Глава 8Неистинное раскаяние(1793)

– Полагаю, мы были… э… недостаточно решительны, – сказал Дантон. – Домашние аресты оказались не слишком действенным средством. Нужно будет запомнить на будущее. Знаю, дама в надежном месте, но я хотел бы заполучить ее муженька, Бюзо и прочих, кто сейчас на пути в свои уютные провинциальные норки.

– Изгнание, – сказал Робеспьер. – Объявление вне закона. Я не назвал бы положение беглеца уютным. В любом случае они бежали.

– Чтобы сеять смуту.

– Провинциальные смутьяны в основном роялисты. – Робеспьер закашлялся. – Черт. – Он промокнул губы носовым платком. – А большинство наших беглецов-жирондистов – цареубийцы. Впрочем, не сомневаюсь, они приложат все усилия, чтобы доставить нам неприятности.
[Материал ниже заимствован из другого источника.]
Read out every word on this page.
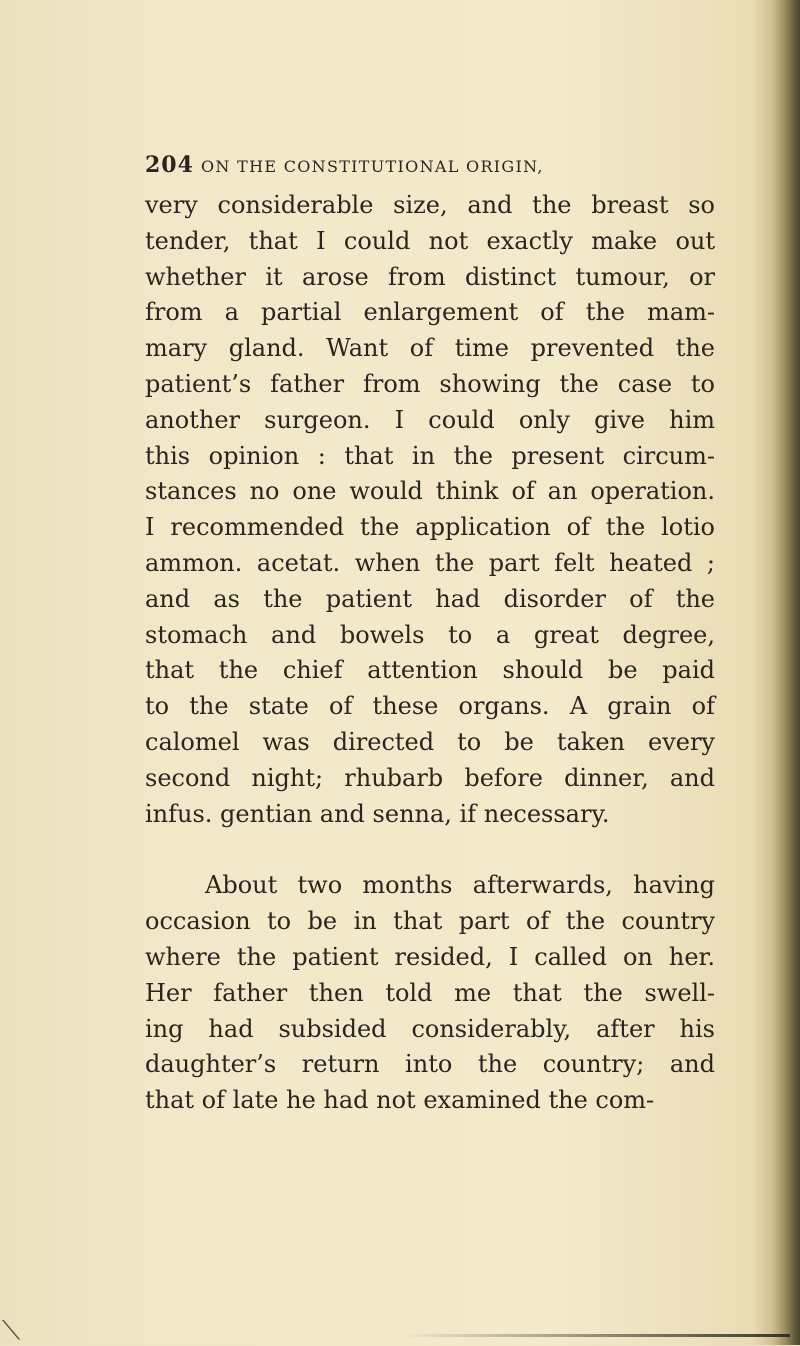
⟍
204 ON THE CONSTITUTIONAL ORIGIN,
very considerable size, and the breast so
tender, that I could not exactly make out
whether it arose from distinct tumour, or
from a partial enlargement of the mam-
mary gland. Want of time prevented the
patient’s father from showing the case to
another surgeon. I could only give him
this opinion : that in the present circum-
stances no one would think of an operation.
I recommended the application of the lotio
ammon. acetat. when the part felt heated ;
and as the patient had disorder of the
stomach and bowels to a great degree,
that the chief attention should be paid
to the state of these organs. A grain of
calomel was directed to be taken every
second night; rhubarb before dinner, and
infus. gentian and senna, if necessary.
About two months afterwards, having
occasion to be in that part of the country
where the patient resided, I called on her.
Her father then told me that the swell-
ing had subsided considerably, after his
daughter’s return into the country; and
that of late he had not examined the com-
Дантон досадовал. Беседуя с Робеспьером, стараешься говорить правильные слова, но что правильно в наши дни? Обратись к военному – и найдешь пацифиста, который одарит тебя укоризненным взглядом. Обратись к идеалисту – и обнаружишь энергичного и беззаботного профессионального политика. Обратись к средствам – и тебе посоветуют задуматься о целях; обратись к целям – скажут подумать о средствах. Выдвини предположение – и его перевернут с ног на голову. Изложи вчерашние взгляды – и окажется, сегодня от них не осталось и следа. Как некогда говорил Мирабо? «Робеспьер верит всему, что говорит». Возможно, в самой глубине его души все сомнения разрешены.

Бриссо был на пути на юг, в родной Шартр. Петион и Барбару направлялись в Кан, что в Нормандии.


– Вы живете на чердаке… – растерянно проговорил Дантон. Все знакомые ему священники заботились о собственных удобствах.